This week has seen the end of a murder trial for a former police officer who killed a man while on duty. The very idea that the verdict was in doubt when the whole world watched it happen is maddening. It is an indictment of the very large power discrepancy that exists in our culture.
The problem is, like so many other things, that the issues are all interconnected and we can not address one without addressing the others.
Our police need better training in de-escalation and how to handle people who have mental health issues, drug addiction and other non-lethal problems. Our police need training in deploying less lethal means before reaching for their guns. Our police need psychological evaluation, not just before hiring, but during their entire career. Body cameras must be demanded for all police and they must be controlled, not by the individual, but by a central command.
We need more community support. More social workers, more counselors, more mental health options. We need more available healthcare and better jobs for the millions of people who can’t find that right now. We need response teams that take the lead when the situation involves kids, people with mental health issues or learning disabilities, rather than sending armed people who will almost always aggravate the situation. We need a better way to handle traffic stops.
We need better education at all levels. We need schools that are safe and don’t need armed cops in them. We need all schools to be funded at the same level. We need logical, effective and common-sense gun control that includes the ban of assault style weapons, any weapon that can shoot rapid-fire, automatic or near automatic rounds, licensing for all gun owners that must be renewed every 5 years (at minimum), and insurance requirements for those guns.

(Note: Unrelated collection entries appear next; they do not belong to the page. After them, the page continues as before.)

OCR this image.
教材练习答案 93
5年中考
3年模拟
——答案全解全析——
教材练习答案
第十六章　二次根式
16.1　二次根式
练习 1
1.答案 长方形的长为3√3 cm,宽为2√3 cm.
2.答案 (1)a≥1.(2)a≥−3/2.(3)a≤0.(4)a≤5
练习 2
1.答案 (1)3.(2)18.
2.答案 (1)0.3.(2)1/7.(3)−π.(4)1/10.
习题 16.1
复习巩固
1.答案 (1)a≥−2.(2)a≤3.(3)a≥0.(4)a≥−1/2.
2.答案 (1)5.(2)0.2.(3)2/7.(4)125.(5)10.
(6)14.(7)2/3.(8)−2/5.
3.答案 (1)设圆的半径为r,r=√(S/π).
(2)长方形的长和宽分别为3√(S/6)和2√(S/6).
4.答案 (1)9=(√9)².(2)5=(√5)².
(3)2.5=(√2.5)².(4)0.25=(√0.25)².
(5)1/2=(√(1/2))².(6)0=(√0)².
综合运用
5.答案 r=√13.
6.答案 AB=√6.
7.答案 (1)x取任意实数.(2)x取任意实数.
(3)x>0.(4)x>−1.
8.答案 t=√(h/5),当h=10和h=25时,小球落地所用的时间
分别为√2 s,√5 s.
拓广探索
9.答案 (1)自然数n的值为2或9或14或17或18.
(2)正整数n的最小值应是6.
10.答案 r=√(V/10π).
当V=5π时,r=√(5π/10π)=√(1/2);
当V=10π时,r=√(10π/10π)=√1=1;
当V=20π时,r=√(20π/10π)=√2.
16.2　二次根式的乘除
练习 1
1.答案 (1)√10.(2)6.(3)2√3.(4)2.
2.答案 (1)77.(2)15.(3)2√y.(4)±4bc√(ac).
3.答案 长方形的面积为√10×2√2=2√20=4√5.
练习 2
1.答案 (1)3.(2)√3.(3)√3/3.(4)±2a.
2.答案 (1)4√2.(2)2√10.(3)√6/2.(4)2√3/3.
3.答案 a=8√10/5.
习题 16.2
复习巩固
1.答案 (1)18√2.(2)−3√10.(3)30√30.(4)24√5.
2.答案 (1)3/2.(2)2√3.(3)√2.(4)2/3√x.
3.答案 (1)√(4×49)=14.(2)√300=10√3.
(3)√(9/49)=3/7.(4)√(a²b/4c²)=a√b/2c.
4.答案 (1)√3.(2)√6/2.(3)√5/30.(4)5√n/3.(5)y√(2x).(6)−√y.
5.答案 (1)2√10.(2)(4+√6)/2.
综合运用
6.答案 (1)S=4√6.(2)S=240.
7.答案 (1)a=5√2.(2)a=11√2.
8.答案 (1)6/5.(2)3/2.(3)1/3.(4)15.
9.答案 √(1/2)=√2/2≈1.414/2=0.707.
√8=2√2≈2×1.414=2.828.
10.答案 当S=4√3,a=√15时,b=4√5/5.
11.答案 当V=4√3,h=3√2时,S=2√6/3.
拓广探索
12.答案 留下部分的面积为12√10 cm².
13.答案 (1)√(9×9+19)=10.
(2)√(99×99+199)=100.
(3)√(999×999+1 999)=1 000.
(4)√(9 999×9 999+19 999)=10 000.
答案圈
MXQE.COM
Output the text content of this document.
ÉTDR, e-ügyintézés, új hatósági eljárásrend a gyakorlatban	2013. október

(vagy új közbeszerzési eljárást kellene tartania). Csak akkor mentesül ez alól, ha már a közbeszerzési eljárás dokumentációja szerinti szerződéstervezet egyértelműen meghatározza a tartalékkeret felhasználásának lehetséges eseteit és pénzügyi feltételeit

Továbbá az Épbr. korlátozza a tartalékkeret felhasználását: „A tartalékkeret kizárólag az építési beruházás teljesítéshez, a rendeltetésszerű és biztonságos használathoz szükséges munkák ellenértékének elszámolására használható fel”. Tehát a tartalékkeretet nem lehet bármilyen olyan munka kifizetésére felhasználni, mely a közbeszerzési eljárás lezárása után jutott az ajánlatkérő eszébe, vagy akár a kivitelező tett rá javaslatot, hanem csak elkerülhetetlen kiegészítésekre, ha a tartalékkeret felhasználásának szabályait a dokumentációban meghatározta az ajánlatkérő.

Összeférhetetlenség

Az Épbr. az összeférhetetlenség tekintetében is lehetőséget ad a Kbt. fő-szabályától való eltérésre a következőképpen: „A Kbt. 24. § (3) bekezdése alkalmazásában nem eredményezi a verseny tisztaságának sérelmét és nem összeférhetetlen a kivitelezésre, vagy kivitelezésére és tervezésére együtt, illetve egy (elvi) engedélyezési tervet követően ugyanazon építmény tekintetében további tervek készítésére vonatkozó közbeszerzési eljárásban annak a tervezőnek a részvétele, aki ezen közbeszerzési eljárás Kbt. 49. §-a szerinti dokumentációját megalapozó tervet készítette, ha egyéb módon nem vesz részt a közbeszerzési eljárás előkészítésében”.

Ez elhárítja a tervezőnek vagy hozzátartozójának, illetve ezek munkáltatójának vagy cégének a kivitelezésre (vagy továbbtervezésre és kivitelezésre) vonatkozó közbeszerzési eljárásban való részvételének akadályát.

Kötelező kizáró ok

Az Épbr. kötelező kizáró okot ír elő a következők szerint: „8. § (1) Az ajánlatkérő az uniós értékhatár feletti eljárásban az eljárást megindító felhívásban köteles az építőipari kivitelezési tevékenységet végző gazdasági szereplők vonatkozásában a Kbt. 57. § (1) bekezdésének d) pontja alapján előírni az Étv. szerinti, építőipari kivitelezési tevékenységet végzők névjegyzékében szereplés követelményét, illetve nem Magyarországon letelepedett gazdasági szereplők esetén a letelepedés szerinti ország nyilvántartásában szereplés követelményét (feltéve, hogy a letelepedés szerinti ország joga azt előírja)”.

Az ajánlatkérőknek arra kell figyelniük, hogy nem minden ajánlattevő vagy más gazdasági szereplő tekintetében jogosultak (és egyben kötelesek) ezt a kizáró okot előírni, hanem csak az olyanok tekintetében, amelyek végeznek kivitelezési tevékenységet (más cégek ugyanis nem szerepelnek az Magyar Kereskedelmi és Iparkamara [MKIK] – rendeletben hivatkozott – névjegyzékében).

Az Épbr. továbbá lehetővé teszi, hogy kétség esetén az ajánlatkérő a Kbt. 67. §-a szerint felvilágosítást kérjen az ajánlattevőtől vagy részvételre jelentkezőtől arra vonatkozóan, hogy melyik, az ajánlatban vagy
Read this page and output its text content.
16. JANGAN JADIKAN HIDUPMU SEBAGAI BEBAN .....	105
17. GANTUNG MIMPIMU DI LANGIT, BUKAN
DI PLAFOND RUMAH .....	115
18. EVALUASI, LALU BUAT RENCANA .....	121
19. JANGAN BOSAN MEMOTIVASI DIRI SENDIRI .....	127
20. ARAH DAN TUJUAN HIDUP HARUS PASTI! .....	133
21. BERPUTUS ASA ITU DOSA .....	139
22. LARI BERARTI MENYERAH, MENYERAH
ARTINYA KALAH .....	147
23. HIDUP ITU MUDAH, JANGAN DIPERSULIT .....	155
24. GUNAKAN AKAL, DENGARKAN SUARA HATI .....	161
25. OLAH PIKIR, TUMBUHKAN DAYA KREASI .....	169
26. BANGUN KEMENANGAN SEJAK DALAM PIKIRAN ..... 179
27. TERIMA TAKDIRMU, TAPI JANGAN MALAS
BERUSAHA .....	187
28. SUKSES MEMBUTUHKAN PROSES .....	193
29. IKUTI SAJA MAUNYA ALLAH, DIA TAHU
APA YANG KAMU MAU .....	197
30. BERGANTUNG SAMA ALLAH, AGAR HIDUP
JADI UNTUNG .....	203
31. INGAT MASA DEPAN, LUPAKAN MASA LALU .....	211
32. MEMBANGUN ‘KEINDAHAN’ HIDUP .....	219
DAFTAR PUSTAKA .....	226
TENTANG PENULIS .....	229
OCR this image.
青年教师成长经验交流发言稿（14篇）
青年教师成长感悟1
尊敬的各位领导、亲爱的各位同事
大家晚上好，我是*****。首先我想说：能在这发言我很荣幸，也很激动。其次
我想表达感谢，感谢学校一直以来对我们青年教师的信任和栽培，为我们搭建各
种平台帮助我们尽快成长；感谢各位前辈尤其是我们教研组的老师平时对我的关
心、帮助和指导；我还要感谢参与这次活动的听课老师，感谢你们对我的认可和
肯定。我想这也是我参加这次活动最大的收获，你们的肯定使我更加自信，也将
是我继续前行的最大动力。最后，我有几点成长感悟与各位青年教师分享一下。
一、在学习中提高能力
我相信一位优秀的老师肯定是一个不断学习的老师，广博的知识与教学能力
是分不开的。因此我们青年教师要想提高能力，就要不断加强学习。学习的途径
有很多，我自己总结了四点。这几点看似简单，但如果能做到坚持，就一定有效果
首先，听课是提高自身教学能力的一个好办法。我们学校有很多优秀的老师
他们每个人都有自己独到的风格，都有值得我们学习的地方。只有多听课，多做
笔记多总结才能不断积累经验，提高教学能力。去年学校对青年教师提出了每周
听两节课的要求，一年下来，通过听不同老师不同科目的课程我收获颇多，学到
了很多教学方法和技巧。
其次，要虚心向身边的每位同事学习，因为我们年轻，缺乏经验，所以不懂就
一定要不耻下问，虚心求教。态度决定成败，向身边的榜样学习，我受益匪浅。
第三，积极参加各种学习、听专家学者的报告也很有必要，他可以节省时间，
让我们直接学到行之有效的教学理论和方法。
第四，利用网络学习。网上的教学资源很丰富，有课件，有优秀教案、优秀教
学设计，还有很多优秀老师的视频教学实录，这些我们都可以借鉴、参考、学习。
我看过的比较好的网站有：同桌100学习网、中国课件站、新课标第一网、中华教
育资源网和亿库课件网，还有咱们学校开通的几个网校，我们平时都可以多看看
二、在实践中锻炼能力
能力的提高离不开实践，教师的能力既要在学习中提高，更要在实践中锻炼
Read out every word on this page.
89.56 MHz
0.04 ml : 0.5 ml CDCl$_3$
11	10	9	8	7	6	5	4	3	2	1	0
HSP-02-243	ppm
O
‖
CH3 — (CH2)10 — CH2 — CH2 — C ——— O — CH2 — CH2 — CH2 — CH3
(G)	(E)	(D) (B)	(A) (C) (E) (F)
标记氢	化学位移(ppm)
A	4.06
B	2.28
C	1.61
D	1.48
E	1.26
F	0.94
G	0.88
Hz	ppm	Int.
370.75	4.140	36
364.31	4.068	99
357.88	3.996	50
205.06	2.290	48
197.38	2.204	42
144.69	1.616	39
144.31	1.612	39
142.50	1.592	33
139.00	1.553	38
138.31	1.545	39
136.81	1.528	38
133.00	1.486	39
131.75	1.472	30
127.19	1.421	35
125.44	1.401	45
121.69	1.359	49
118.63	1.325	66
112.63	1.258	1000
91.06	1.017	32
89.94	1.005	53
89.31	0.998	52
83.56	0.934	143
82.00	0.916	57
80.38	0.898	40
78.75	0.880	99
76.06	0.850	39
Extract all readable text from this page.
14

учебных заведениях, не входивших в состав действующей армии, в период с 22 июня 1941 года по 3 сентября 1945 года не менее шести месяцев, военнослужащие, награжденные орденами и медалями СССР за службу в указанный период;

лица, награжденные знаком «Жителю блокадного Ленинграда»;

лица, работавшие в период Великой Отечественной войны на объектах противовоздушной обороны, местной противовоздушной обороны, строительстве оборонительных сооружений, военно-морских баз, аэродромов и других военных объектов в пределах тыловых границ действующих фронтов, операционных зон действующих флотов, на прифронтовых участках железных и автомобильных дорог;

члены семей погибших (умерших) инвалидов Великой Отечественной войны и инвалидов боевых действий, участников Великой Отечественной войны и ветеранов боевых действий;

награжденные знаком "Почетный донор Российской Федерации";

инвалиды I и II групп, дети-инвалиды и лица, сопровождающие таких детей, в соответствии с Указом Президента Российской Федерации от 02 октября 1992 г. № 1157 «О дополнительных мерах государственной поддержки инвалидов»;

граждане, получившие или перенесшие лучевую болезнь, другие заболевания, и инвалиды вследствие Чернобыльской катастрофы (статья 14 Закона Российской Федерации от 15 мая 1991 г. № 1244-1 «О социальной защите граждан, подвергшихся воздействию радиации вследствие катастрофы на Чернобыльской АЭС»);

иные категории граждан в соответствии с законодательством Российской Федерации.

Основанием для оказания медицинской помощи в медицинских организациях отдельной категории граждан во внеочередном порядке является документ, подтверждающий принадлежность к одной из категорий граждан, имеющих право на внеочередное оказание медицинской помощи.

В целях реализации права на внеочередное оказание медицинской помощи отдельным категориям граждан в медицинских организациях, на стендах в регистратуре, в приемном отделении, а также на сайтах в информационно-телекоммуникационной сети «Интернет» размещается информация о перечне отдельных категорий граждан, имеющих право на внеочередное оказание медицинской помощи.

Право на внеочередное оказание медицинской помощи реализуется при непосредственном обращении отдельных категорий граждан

Weapons of war should not be in the hands of civilians. And yes, I realize that criminals will be criminals, but here’s the thing: if the guns aren’t manufactured or sold, even the criminals will have a harder time getting them. Include gun buy-back programs, limit the amount of ammo any one person can purchase at a time or have on hand and eventually the number of guns in the hands of criminals will diminish.
And yes, I would include that we need to make birth control easy to get and free, and we need to allow women to terminate an unwanted pregnancy, because poverty is a factor in both criminality and in mental health, and one of the issues at the forefront of policy is the cost of an unwanted pregnancy and the way having a child you can not afford will anchor you to that poverty.
Not a one of these things is a stand alone issue. They are all interconnected, each affecting the others. Until we recognize that, along with our systemic racism, inherent misogyny, and the fear of the “other” we won’t solve any of these issues.
We need comprehensive change in this country, an ambitious plan that is as interconnected as our issues are. It seems that as soon as we have some hope in our control of a virus, we are once again confronted by all of these things that seemed to fade into the background while our focus was on that battle.
The time is now. The fight is here.
That’s all for now, Readers. I hope your Thursday is wonderful.
Photo by Jéan Béller on Unsplash
1 comments on “what we need”
Thank you for writing this. I agree that we need more social workers and that the police must participate in mandatory psychological evaluations throughout their career. I also think that by putting more resources into addressing social issues such as homelessness and mental health we minimize the need for policing all together. There was a 2016 report from the Obama White House’s Council of Economic Advisers found that a 10 per cent increase in wages for non-college educated men results in a approximately a 10-20 per cent reduction in crime rates. Something for people to think about!